In short order I reached the railroad trestle over the Willamette River. The steep footpath was overhung by dried blackberry vines, and their thorns raked my bare legs as I climbed up to the bridge. There are only two quick ways across this aquatic, geographic barrier between Portland’s suburbs and the more agriculturally minded mid-valley region: this bridge or the I-5 Boone Bridge. The first is technically illegal but generally safe as the trains don’t run along it anymore; the second is legal but the insane choice due to the speeding freightliners kicking up gravel and debris. Running the trestle was awkward and perturbing. Despite the regularity of the individual ties, it was hard to develop a rhythm. To the side, there was decking, but it was strewn with rock. Ironically the footing was far worse than any trail I had ever been on.

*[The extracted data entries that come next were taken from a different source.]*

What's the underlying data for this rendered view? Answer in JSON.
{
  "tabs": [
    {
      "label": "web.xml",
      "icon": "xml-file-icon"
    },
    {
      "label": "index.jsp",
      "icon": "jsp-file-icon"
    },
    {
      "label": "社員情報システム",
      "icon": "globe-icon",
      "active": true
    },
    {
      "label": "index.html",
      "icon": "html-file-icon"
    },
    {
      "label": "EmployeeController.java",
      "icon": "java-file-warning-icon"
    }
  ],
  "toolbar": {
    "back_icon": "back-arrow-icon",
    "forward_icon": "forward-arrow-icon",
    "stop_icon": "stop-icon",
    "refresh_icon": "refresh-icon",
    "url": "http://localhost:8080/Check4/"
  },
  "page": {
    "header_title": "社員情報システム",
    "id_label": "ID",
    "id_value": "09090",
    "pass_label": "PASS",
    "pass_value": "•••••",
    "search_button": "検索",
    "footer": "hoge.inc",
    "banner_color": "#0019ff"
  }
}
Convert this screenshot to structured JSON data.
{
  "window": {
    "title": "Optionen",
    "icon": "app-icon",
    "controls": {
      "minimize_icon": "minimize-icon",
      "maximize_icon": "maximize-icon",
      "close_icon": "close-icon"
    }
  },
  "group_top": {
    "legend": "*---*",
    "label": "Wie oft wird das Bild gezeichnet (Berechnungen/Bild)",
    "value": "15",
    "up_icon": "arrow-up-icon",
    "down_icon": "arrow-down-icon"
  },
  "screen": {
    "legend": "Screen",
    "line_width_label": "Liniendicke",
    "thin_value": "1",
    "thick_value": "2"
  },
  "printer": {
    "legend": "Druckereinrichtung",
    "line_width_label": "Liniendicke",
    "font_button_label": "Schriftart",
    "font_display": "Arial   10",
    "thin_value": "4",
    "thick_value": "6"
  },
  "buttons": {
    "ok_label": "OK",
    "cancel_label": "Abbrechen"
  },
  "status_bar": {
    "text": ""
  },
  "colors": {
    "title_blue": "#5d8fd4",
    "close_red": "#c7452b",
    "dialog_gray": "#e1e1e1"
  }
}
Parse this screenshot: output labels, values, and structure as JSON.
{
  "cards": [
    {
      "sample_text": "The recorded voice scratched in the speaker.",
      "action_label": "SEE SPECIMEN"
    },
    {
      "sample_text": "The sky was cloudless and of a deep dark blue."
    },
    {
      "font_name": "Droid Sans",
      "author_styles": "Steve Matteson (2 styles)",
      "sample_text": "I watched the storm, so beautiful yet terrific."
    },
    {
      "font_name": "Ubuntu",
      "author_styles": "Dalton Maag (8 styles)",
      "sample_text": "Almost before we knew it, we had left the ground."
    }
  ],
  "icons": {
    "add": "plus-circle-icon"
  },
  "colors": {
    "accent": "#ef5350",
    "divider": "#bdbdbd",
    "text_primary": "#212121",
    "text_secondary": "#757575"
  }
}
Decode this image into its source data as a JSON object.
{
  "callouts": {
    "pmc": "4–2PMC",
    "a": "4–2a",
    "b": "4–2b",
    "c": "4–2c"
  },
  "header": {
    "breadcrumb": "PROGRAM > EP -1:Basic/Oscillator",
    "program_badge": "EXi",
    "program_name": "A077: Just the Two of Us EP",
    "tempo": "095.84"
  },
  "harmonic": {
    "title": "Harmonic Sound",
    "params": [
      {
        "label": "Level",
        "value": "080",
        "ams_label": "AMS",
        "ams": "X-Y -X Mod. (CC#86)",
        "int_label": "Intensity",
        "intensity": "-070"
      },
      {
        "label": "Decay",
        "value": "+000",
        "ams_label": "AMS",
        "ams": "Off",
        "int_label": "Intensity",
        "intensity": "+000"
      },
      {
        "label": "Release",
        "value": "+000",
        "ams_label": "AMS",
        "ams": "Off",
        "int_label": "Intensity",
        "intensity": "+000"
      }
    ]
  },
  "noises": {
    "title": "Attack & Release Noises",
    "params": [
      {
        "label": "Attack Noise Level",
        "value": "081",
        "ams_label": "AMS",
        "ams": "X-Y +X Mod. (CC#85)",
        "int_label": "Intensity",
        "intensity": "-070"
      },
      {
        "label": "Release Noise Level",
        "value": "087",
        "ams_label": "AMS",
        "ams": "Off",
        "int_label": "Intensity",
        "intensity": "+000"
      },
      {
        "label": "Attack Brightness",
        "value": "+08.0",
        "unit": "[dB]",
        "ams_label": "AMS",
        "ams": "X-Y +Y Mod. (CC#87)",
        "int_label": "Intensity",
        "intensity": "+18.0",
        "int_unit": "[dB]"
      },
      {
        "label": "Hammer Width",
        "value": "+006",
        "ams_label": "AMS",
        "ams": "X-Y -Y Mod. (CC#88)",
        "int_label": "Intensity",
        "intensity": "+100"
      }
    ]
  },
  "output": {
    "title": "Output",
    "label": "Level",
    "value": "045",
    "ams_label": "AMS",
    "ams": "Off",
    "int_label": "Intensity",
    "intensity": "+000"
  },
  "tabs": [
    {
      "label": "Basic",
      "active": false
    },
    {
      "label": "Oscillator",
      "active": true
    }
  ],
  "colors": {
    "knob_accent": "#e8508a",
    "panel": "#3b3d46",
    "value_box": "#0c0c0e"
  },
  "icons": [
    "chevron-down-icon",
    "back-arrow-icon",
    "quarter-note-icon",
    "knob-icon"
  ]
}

On the other side, you almost instantly emerge in suburbia. City buses lumber along. Traffic snarls at the on-ramp to the interstate. Big box stores rise cement block by cement block. Through this frenetic and unsympathetic landscape, I continued with over ten miles to go. Seductively, Donut Land perfumed the intersection with Tualatin-Sherwood Road. Through the expansive windows of the public library I could see patrons lolling in chairs with magazines. In crosswalks, I had to slalom pedestrians while dodging SUV’s that barreled through intersections. The unwavering white line gave way to square after mind-numbingly identical square of grey concrete sidewalk.
The day before running these back to back twenty-mile runs I was filled with a degree of nervous anticipation. Would I be successful? How bad would it hurt? Would I have the energy to finish? They say hindsight is 20/20; looking back on the accomplishment, it did not seem to be too bad. Afterwards, I did not ache although I felt physically drained. My feet were blister-free despite some bruised toenails. However it would be hyperbole to say that it was undemanding. What is easy to forget is how mentally taxing the second day was. If I had not forced myself to go point to point and left my cell phone at work to prevent being rescued, I may have given up because my mind would not cooperate and not because of my legs were too fatigued.
In my estimation therein lays the fundamental challenge of college. In some ways the work itself is not drastically harder. The difficulties lie elsewhere: four more years of chasing grades after the quadrennial expanse of high school; the temptation of 3am trips to diners; lounging lazily when no one is there to hold you accountable; the perception that your pace of progress is glacially slow when everyone around you seems to be zipping ahead; epic lines at the bookstore; and more. Like in an ultra-marathon, the race is not to the swift. As a battle of the will, success is achieved by the dogged and the determined…and the prepared.